Анна Иванова-Брашинская — режиссер, педагог, театровед. Живет в России и Финляндии, ставит спектакли в театрах кукол в России и других странах. Организатор и участник театральных лабораторий, арт-директор «БТК-ФЕСТ: Театр актуальных кукол» и Летней лаборатории фигуративного театра. Читает лекции о современном и историческом театре, проводит мастер-классы в театральных школах Европы. Номинант высшей театральной премии «Золотая маска».
— Бэби-театр — что это такое? Нужен ли вообще театр совсем маленьким детям?
— Если бы меня спросили, нужно ли вести ребенка 3-4 лет в театр, я бы сказала, что нет. Когда ребенок захочет, он сам придет. А если мы его приводим сами (а в нашем случае – приносим), то это должно быть нужно тому, кто его несет. Или театру.
Бэби-театр — это направление современного искусства, которое возникло в Европе сильно раньше, чем в России. А Россия подхватила, наверное, лет 7-8-10 назад. Мне кажется, что это явление возникло для того, чтобы расширить сферу влияния театра, а не потому, что нам захотелось снизить возрастную планку для детей, приходящих в театр.

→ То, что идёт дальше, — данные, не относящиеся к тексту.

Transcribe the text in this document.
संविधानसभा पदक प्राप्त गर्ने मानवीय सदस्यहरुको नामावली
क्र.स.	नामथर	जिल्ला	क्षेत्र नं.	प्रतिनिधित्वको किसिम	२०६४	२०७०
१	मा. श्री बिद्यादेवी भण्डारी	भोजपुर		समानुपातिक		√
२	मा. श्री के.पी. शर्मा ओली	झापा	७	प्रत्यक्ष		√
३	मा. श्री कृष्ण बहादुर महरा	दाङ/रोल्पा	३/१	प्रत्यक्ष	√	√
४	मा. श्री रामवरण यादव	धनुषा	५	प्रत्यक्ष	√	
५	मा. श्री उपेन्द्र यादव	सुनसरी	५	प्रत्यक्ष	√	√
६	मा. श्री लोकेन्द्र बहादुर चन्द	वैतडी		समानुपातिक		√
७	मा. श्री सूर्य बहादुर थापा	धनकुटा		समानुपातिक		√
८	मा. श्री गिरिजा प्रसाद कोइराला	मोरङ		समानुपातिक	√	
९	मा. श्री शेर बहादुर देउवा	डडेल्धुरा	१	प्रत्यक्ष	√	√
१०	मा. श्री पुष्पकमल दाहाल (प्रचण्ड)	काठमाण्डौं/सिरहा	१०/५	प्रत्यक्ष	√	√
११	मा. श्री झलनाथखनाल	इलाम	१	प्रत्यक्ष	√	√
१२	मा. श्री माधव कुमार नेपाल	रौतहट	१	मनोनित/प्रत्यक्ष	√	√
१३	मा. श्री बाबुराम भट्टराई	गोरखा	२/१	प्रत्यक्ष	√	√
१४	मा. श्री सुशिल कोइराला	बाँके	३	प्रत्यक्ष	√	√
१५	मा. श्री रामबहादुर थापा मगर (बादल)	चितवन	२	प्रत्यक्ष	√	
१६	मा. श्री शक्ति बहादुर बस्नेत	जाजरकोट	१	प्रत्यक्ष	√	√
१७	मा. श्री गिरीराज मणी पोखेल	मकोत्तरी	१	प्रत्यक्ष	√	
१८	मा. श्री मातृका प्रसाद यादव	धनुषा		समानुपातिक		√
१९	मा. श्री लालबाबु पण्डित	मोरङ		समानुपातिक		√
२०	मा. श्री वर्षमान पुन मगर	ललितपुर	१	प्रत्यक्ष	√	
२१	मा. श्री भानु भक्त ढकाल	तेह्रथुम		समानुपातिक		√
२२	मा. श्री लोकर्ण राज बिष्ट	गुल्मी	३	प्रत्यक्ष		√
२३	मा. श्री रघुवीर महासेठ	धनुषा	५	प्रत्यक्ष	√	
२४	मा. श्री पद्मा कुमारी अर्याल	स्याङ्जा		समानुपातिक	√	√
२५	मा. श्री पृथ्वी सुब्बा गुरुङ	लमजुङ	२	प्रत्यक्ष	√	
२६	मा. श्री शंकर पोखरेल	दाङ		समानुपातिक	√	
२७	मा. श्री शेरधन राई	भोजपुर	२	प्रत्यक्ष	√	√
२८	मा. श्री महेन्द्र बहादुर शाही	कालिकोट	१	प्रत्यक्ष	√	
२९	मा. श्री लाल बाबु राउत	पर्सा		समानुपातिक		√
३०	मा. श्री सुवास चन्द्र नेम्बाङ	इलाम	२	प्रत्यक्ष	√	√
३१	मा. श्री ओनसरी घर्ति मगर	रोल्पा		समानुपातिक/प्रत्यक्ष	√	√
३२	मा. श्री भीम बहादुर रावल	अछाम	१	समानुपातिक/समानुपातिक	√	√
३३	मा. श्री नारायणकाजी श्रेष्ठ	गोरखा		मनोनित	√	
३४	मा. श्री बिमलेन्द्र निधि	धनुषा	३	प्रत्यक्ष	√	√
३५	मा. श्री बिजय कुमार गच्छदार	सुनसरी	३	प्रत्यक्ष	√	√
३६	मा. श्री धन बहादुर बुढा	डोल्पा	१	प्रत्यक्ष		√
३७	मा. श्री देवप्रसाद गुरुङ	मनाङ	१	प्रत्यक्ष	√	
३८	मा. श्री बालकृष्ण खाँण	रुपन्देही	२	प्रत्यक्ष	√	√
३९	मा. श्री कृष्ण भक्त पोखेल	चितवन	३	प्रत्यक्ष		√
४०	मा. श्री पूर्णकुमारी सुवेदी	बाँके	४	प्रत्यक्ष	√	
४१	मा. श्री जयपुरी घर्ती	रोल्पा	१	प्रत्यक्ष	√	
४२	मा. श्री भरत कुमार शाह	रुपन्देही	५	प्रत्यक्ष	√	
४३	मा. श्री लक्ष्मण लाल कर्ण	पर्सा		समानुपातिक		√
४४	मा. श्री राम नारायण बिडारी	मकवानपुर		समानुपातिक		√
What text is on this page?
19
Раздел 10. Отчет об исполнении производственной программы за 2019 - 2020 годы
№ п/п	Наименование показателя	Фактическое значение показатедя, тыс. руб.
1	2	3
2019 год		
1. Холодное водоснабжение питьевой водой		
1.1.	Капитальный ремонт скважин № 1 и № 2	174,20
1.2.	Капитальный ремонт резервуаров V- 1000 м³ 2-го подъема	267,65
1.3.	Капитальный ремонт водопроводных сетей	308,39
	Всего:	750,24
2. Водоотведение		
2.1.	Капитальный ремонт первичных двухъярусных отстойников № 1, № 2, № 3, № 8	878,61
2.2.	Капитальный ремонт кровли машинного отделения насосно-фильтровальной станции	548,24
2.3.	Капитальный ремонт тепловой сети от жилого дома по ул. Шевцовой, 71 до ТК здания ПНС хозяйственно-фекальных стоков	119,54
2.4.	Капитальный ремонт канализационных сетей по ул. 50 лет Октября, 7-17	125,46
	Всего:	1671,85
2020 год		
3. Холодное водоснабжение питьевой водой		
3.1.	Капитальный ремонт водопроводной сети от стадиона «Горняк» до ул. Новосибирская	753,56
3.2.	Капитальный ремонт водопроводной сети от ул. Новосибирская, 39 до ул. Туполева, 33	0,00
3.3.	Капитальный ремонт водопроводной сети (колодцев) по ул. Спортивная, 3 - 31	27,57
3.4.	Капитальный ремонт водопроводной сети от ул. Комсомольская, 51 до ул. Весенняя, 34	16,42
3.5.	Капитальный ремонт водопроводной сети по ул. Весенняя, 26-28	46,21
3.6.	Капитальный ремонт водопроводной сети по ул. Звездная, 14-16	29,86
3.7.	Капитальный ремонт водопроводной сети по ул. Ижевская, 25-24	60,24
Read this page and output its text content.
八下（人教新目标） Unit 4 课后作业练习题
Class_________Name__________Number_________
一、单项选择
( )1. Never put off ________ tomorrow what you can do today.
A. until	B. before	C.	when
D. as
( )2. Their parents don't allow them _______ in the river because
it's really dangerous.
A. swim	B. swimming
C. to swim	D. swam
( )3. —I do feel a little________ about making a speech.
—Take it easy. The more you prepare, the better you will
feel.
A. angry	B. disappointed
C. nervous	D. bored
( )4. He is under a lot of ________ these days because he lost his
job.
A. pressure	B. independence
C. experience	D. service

Я почти на 100% уверена, что это началось из-за неудовлетворения художников, которые работают в перформативных сценических искусствах, типом общения со зрителем. Мне кажется, что в какой-то момент начался кризис театра, в котором танцовщики, артисты нового цирка, художники, музыканты, а вслед за ними и деятели театра начали подвергать сомнению заданное режиссером общение со зрителем. Они поняли, что сам процесс общения «здесь» и «сейчас» важнее того, что нужно донести до зрителя по законам условного театра, где есть сцена, рампа, границы. Это поменяло всё сразу. Художник начал рисовать в присутствии ребенка, музыкант допускал, что ребенок может в какой-то момент подойти и дотронуться до струны. И мне кажется, что и театр на это откликнулся.
— Бэби-театр нужен для поиска нового языка для актера?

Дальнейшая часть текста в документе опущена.